Algunos escritores están convencidos de que, como algunos autores como Joyce y Faulkner son difíciles de entender, escribir de una forma incomprensible es lo que define a la gran literatura. Esto es una suerte de «pensamiento mágico», análogo a la creencia de que el guerrero que se viste con la piel de un león adquiere su fuerza y su destreza. Utilizar palabras como «arte cisoria» o imágenes que comparen los sufrimientos del protagonista con «las cuentas de un rosario trufadas en un pastel incomestible», no convierte tu texto en literatura.

Aquí conviene recordar que escribes para que te entiendan los demás.

Cuando uno escribe es para decir algo, y el lector debe ser capaz de descubrir qué estás queriendo decir sin necesidad de llamarte y preguntártelo en persona. Aunque sabemos que estás esperando ese momento en que un editor te telefoneará y te preguntará qué significa tu novela y que tu brillantez hará que te ofrezca enseguida un contrato por siete libros, debes saber que tenemos lectores profesionales y que eso nunca va a pasar. Si el lector medio no entiende lo que escribes, no lo interpretes como un timbre de honor, sino como señal de tu solipsismo. Trata de ser siempre claro, incluso si eso significa traicionar tus naturales dotes líricas.

El grano en el culo

Cuando el autor ha leído demasiado a Bukowski

Su fino y morado pelo presentaba un aspecto escamoso, rojizo y con trasquilones que apuntaban a todas partes; unos pelillos grasientos colgaban de su piel desnuda, cuyas manchas y protuberancias, combinadas con un brillo amarronado, le daban la apariencia de un trozo de hígado enfermo. En el muro que se alzaba tras él había unas páginas arrancadas de unas casposas revistas pornográficas.
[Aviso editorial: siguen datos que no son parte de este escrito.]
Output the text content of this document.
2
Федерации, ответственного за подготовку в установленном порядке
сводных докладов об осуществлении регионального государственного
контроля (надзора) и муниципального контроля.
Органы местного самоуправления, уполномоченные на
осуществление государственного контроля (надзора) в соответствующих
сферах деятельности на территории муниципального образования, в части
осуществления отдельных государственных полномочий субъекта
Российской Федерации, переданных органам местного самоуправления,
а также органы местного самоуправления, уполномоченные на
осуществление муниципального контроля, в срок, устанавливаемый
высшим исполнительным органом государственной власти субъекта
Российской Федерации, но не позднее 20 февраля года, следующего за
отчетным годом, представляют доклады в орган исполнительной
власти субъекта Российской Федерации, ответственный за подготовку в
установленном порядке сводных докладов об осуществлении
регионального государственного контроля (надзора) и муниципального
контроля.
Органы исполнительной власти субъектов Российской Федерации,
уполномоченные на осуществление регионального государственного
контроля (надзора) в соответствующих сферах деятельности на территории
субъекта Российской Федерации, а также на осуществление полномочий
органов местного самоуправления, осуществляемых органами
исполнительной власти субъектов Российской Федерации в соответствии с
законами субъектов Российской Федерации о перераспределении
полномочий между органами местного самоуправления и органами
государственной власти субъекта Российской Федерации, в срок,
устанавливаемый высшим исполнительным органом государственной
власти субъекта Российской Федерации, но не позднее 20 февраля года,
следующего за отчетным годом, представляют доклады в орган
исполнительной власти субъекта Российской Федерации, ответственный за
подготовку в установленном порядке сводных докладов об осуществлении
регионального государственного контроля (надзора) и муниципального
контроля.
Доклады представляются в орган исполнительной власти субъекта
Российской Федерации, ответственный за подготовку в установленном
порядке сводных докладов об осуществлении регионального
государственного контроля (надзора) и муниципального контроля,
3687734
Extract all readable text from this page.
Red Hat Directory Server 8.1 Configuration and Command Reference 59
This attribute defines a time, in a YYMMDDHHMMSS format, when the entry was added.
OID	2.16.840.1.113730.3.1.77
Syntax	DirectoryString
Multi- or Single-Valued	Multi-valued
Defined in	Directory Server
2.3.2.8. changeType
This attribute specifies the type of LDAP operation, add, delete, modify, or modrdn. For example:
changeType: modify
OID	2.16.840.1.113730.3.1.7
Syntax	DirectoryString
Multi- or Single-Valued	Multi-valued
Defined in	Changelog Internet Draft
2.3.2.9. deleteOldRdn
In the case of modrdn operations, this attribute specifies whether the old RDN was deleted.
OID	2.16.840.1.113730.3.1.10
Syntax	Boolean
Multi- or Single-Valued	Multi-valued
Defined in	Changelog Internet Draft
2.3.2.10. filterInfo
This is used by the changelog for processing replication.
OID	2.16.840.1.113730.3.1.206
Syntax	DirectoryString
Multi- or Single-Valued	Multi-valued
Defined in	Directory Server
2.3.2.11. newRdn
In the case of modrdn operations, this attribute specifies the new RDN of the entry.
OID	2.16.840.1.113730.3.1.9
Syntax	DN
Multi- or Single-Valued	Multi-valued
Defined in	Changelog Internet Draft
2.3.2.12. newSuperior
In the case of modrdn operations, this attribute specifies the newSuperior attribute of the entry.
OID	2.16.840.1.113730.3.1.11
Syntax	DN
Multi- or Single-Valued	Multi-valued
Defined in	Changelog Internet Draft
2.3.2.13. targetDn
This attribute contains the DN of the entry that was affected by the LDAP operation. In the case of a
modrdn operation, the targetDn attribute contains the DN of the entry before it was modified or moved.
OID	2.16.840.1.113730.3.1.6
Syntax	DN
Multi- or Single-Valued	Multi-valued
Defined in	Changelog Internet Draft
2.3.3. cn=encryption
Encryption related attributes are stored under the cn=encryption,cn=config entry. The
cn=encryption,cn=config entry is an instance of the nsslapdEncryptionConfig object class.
Con el paso de los años se habían impregnado de grasa y manchado con cuerpos espachurrados de cucarachas. Cuando habló, un olor nauseabundo se desprendió de sus dientes amarillentos, haciendo que Missy se estremeciera al percibir el acre sabor del pre-vómito en las pegajosas membranas de su garganta. Era un hedor que parecía emanar de lo más profundo de sus entrañas, quizás el efecto de años de estreñimiento crónico, que daba a sus palabras un tufillo como a descomposición regurgitada.

—Es un dólar justo —dijo él.

—Gracias —dijo Missy—, pero ¿me podría poner doble de queso?